We presented a noise-robust, dialect-aware Kannada ASR system that integrated a scratch-built CNN–Transformer hybrid and a fine-tuned Whisper-small model. By combining FFT-based noise reduction, subword tokenization, and dialect-diverse training, our approach significantly outperformed both a from-scratch Transformer and Google’s Speech-to-Text API, achieving a WER of 0.2311 and CER of 0.0453 on the FLEURS multilingual Kannada dataset. This represented over a 70% WER reduction compared to the baseline Transformer and a 16.8% improvement over a leading commercial API, establishing a new benchmark for low-resource Kannada ASR. Beyond accuracy, our system demonstrated strong robustness to dialectal variation, code-switching, and moderate noise levels, while remaining computationally efficient for real-time, edge-based deployment. The open vocabulary support and streamlined user interface made it practical for integration into educational, governmental, and accessibility-oriented platforms.
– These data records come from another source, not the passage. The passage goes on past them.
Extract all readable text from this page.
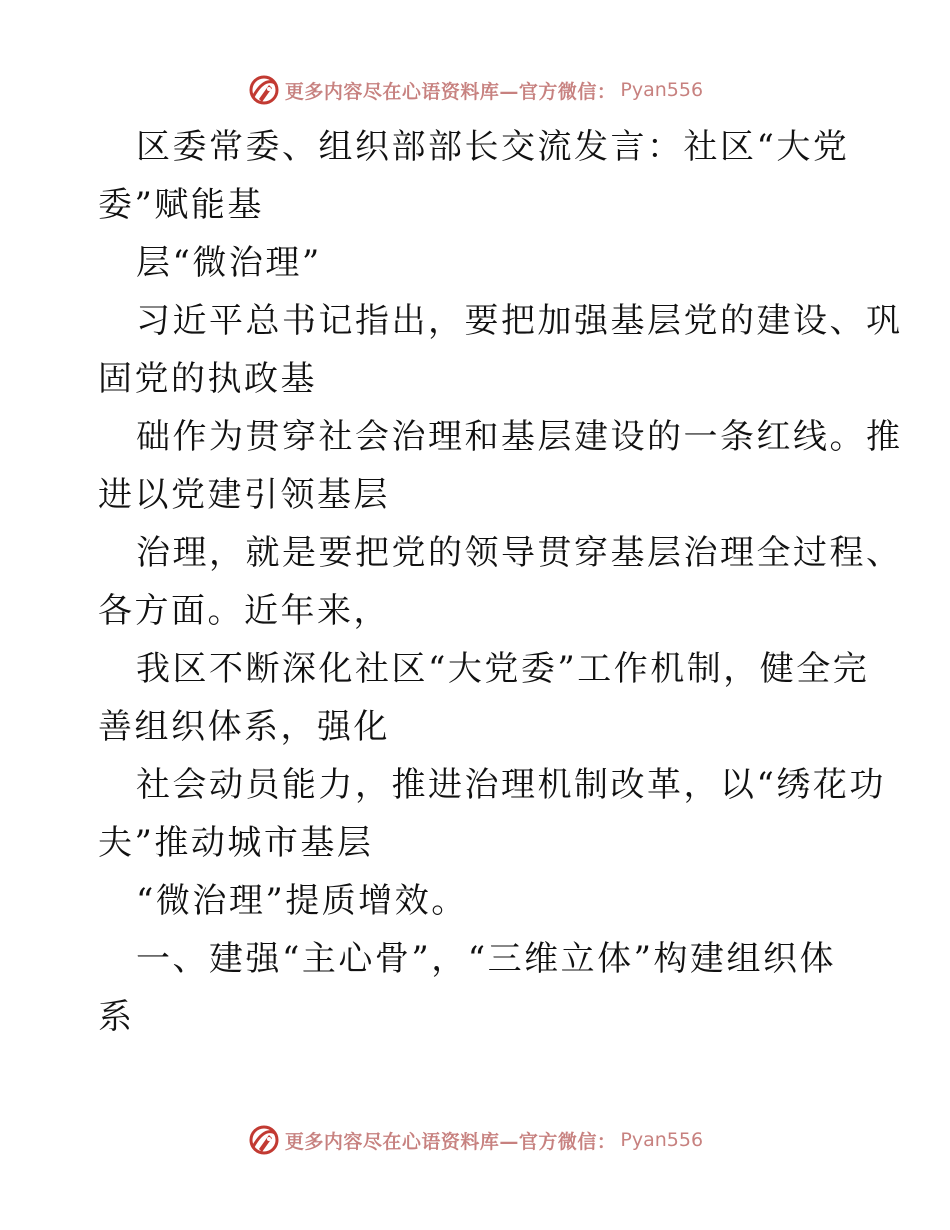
更多内容尽在心语资料库—官方微信： Pyan556

区委常委、组织部部长交流发言：社区“大党

委”赋能基

层“微治理”

习近平总书记指出，要把加强基层党的建设、巩

固党的执政基

础作为贯穿社会治理和基层建设的一条红线。推

进以党建引领基层

治理，就是要把党的领导贯穿基层治理全过程、

各方面。近年来，

我区不断深化社区“大党委”工作机制，健全完

善组织体系，强化

社会动员能力，推进治理机制改革，以“绣花功

夫”推动城市基层

“微治理”提质增效。

一、建强“主心骨”，“三维立体”构建组织体

系

更多内容尽在心语资料库—官方微信： Pyan556
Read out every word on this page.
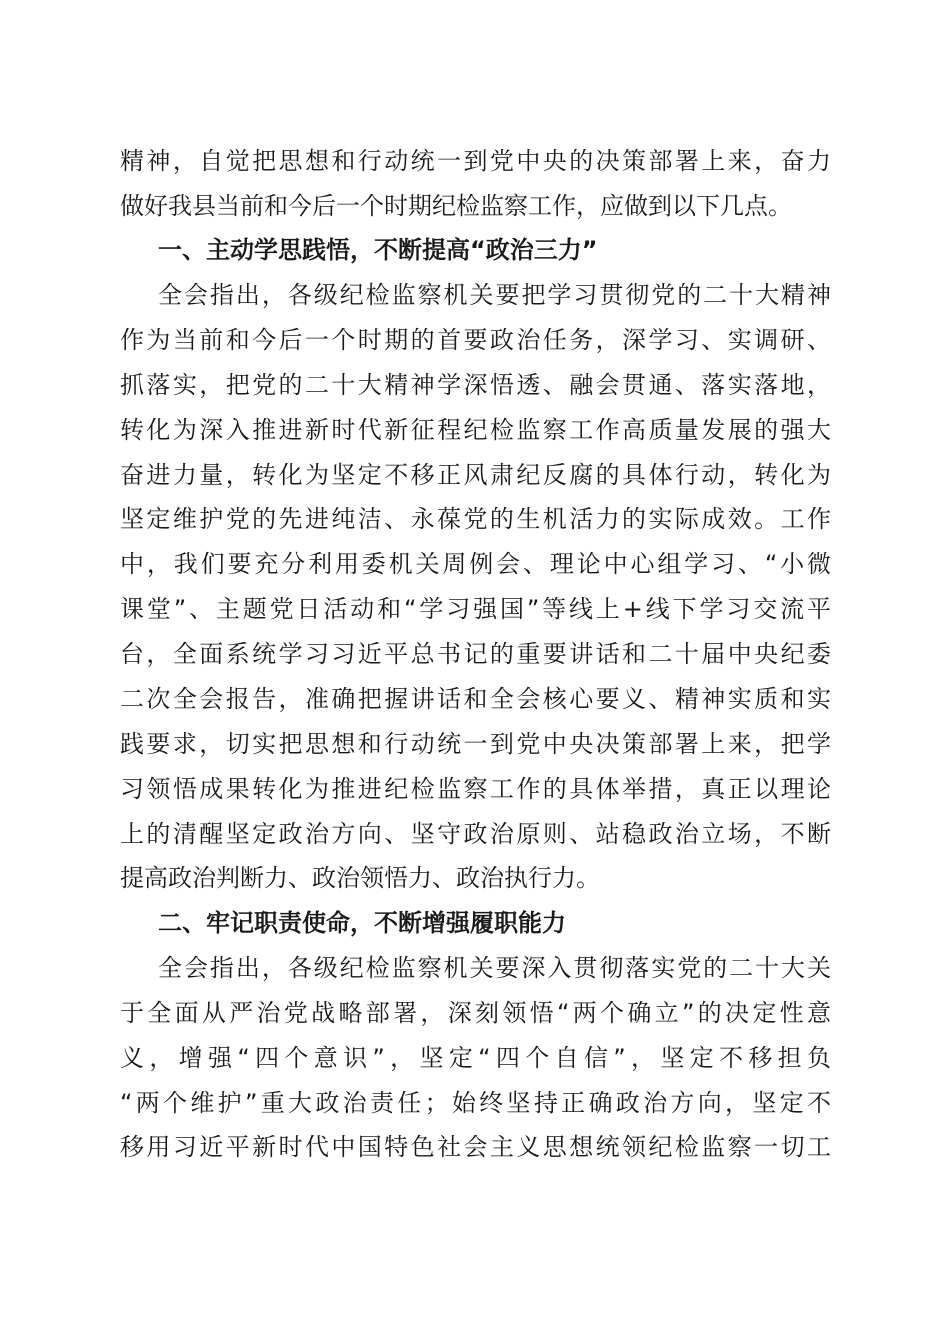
精神，自觉把思想和行动统一到党中央的决策部署上来，奋力
做好我县当前和今后一个时期纪检监察工作，应做到以下几点。
一、主动学思践悟，不断提高“政治三力”
全会指出，各级纪检监察机关要把学习贯彻党的二十大精神
作为当前和今后一个时期的首要政治任务，深学习、实调研、
抓落实，把党的二十大精神学深悟透、融会贯通、落实落地，
转化为深入推进新时代新征程纪检监察工作高质量发展的强大
奋进力量，转化为坚定不移正风肃纪反腐的具体行动，转化为
坚定维护党的先进纯洁、永葆党的生机活力的实际成效。工作
中，我们要充分利用委机关周例会、理论中心组学习、“小微
课堂”、主题党日活动和“学习强国”等线上+线下学习交流平
台，全面系统学习习近平总书记的重要讲话和二十届中央纪委
二次全会报告，准确把握讲话和全会核心要义、精神实质和实
践要求，切实把思想和行动统一到党中央决策部署上来，把学
习领悟成果转化为推进纪检监察工作的具体举措，真正以理论
上的清醒坚定政治方向、坚守政治原则、站稳政治立场，不断
提高政治判断力、政治领悟力、政治执行力。
二、牢记职责使命，不断增强履职能力
全会指出，各级纪检监察机关要深入贯彻落实党的二十大关
于全面从严治党战略部署，深刻领悟“两个确立”的决定性意
义，增强“四个意识”，坚定“四个自信”，坚定不移担负
“两个维护”重大政治责任；始终坚持正确政治方向，坚定不
移用习近平新时代中国特色社会主义思想统领纪检监察一切工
Despite these gains, FFT’s static noise subtraction can falter in highly dynamic or unpredictable environments (e.g., bustling marketplaces and low-quality microphone setups), and our training data—though carefully curated—still lacks the full diversity of dialects, speaker ages, and acoustic contexts found in real-world deployments. Future enhancements could therefore incorporate deep learning-based noise-suppression techniques such as denoizing autoencoders, spectral-masking networks, or neural speech enhancement models, each of which can adaptively learn complex noise patterns from raw waveforms. On the data side, expanding the corpus to include additional Kannada dialects, age groups, and adverse recording conditions (e.g., far-field audio and overlapping speech) will improve generalizability. Advanced augmentation strategies—like speed perturbation, volume scaling, room-impulse-response simulation, or adversarial noise mixing—could further bolster robustness during training. Architecturally, migrating from a conventional Transformer to a Conformer (which blends convolution with self-attention) or exploring lightweight, on-edge variants of Whisper would allow for longer input sequences, better fluency in extended-length speech, and lower-latency inference on resource-constrained devices. Finally, integrating speaker adaptation modules (e.g., lightweight FiLM layers or meta-learning protocols) would enable rapid personalization to new voices, making our Kannada ASR system even more resilient and widely applicable in diverse real-world scenarios. Future work will focus on expanding the dataset to underrepresented dialects, integrating adaptive neural noise suppression techniques, and exploring lightweight Conformer–Whisper variants for ultra-low-latency applications. We also plan to investigate cross-lingual transfer from related Dravidian languages to further enhance recognition in truly low-resource conditions.